E como se já não bastasse, pego o vagão das mulheres no metrô mais tarde, sentido Zona Sul. Que absurdo... Entro no vagão procurando um lugar para sentar e não acho. Quando me dou conta, há sim um lugar vazio. Andando para sentar no banco, sou interrompida por uma pessoa que é mais rápida do que eu. Ah, sim! Essa pessoa é um homem. Penso se vou pedir licença pra ele, se vou avisar que o vagão é de mulheres, se vou falar com ele. Mas assim como as outras mulheres, não digo nada. Tenho medo do que ele pode me responder, do que ele pode fazer. Não sei quem é ele, não sei o que ele pode ter na cabeça, ou na bolsa. As estações passam e fico eu lá, em pé perto dele, olhando pro rosto dele, muito indignada.

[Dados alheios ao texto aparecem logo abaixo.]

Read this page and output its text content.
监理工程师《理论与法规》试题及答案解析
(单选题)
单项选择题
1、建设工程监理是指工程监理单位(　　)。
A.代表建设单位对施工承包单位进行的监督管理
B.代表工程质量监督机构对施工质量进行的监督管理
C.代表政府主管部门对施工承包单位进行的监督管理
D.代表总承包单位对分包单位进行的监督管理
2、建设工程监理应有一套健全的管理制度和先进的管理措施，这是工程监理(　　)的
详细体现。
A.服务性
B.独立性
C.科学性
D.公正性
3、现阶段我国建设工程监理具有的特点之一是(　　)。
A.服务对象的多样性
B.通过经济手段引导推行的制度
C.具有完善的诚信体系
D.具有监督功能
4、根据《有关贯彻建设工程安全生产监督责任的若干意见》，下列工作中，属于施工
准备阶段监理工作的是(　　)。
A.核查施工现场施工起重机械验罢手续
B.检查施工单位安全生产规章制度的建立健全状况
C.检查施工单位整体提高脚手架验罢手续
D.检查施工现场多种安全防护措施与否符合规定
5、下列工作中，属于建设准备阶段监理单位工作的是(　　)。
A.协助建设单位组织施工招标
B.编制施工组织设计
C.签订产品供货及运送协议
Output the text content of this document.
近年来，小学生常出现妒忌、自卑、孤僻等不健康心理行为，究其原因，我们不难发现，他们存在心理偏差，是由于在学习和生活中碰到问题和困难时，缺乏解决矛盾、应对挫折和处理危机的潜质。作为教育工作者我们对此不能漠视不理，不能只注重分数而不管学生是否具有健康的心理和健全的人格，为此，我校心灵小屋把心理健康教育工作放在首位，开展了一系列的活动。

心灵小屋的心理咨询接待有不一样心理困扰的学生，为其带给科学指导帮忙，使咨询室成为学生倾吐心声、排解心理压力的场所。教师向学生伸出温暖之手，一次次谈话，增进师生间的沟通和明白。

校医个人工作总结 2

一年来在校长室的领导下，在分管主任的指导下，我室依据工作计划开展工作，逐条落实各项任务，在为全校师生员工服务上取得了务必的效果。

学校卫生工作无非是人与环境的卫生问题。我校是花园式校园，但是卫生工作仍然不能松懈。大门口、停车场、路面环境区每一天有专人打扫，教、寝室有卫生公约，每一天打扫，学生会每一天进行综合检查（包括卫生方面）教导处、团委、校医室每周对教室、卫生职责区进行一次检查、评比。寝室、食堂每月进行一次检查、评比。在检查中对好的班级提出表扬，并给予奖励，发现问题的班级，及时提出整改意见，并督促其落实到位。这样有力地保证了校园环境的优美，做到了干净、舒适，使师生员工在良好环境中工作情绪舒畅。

Outro banco vaga, vou até lá, assim paro de ter que olhar pro imbecil sentado, enquanto uma mulher está em pé em seu próprio vagão.
Em
cada estação, entram mais e mais homens. Fiscalização? Tem sim, mas apenas no
sentido Zona Norte. No sentido que vai à Ipanema, os homens entram, sentam e
deixam mulheres em pé. As mulheres entram COM os homens em um vagão que é
DELAS. Ninguém olha, ninguém diz nada, ninguém faz nada. Não há guardas, não há
fiscalização. Não seria mais simples alterar o vagão das mulheres para:
FUNCIONAMENTO APENAS EM SENTIDO ZONA SUL? Para que inventar a merda de uma
regra que não é cumprida? Ninguém se importa, ninguém se indigna! As próprias mulheres
acham normal, não se incomodam e desrespeitam o seu PRÓPRIO direito. O vagão
das mulheres poderia ter seu nome trocado para: vagão das mulheres, dos homens
que fingem ser desligados, daltônicos ou analfabetos, e dos machistas. Ah, e
dos poucos que realmente estão apressados e distraídos e se enganam, pois eles
também existem e não fazem por mal.
Ao longo dos anos, sofremos tanto com o preconceito, que é cada vez mais vencido, mas que ainda existe... somos uma maioria tratadas como minoria insignificante em pleno século XXI. Tanta tecnologia, tantas mudanças e a cabeça das pessoas continua quase a mesma. Que vergonha. Precisamos ter nosso próprio vagão porque certos homens não conseguem respeitar nosso espaço e intimidade, então temos que nos manter longe deles, para que não haja assédios. Ainda assim, nem eles, e nem as próprias mulheres conseguem respeitar um espaço dedicado a nós. Mais uma vez o Brasil vai mostrando a cara e deixando mulheres, como eu, indignadas. Mais do que isso: envergonhadas de seu próprio país e da sociedade em que vivem.